Nos podríamos fijar en esos dos aspectos de la figura de San José que pueden iluminar nuestra propia vida eucarística. José ante el misterio de Dios presente en María se sorprende. La manifestación Dios siempre sorprende. Conoce que Dios le llama a ser el esposo de María y el custodio de Jesús y acepta el riesgo que siempre supone la fe con un corazón sencillo, abierto, disponible.
Su fe se tradujo en fidelidad. Cumple la misión sin ruidos. Habla el lenguaje que mejor conoce: El lenguaje de los hechos. Siempre al lado de Jesús y de María con sentimientos de asombro y de gratitud. A San José le podríamos calificar como “Custodio de la Eucaristía”. Así lo afirma la liturgia: “Confiaste los primeros misterios de la salvación a la fiel custodia de San José”. Él acoge a Jesús presente en seno de María, él asiste a la adoración de los pastores y de los magos, él le lleva a Egipto y lo trae, él le enseña a rezar, él le busca, él contempla su crecimiento, él acepta con agrado su trabajo en el taller de Nazaret.

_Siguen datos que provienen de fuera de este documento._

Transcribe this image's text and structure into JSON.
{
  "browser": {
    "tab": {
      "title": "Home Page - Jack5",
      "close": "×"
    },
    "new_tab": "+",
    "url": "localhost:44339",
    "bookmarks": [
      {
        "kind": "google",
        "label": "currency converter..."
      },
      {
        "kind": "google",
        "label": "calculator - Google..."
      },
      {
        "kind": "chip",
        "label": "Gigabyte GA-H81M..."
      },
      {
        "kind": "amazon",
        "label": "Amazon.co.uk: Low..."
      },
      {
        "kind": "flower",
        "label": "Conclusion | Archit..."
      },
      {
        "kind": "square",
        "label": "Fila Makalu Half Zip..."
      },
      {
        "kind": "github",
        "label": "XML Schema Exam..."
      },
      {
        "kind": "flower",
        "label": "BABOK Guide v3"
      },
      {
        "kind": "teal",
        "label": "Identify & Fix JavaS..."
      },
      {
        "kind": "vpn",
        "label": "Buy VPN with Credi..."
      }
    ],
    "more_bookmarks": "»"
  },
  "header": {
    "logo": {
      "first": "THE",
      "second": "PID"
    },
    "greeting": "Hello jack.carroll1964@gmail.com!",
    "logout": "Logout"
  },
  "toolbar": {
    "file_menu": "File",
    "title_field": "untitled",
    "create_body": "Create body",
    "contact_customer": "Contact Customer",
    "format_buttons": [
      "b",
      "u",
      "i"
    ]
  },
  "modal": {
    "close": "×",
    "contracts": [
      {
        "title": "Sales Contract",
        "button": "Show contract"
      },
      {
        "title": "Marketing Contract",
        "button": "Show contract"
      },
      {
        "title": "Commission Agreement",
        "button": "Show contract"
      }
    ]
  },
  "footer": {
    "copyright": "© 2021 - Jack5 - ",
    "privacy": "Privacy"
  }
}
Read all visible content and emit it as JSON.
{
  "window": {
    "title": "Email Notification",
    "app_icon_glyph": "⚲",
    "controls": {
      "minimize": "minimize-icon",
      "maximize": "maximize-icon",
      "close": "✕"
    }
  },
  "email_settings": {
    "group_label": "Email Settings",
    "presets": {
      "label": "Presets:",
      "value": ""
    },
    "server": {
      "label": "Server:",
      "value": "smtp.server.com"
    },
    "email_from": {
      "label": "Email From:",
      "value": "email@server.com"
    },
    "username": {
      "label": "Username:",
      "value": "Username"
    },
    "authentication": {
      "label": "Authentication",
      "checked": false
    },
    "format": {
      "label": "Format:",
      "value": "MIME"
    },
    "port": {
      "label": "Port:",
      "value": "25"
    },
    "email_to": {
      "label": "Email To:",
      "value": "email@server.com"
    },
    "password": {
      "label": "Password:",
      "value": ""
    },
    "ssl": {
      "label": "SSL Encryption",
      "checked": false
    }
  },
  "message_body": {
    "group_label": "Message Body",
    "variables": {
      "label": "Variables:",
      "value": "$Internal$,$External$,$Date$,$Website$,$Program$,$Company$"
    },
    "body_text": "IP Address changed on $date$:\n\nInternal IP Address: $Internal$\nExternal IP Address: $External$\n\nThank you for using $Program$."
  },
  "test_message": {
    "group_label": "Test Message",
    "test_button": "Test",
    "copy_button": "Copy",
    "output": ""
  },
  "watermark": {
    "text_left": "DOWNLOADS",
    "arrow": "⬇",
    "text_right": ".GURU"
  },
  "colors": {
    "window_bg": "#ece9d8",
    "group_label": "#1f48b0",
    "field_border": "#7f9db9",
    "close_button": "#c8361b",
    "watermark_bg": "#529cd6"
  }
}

La Iglesia imita a José cuando suscita en los fieles los sentimientos de asombro y gratitud ante el misterio de la Eucaristía. “Este asombro ha de inundar siempre a la Iglesia, reunida en la celebración eucarística”, decía el Santo Padre Juan Pablo II en su Encíclica (n. 5). En el pan y vino consagrados se hace presente el Señor mismo. Él en persona. Vivo. Resucitado. Dios y hombre. Nuestro mejor amigo. Nuestro Salvador.
Estamos invitados como San José a creer y a adorar. A reconocer y bendecir, a confesar y a postrarnos. Asombrados, estremecidos. Agradecidos y gozosos. Que las fiesteas de este año nos ayuden a crear actitudes de adoración, de agradecimiento, de estima hacia Cristo presente en la Eucaristía.
Gracias San José por cuidar al Niño que nos devolvió la Vida.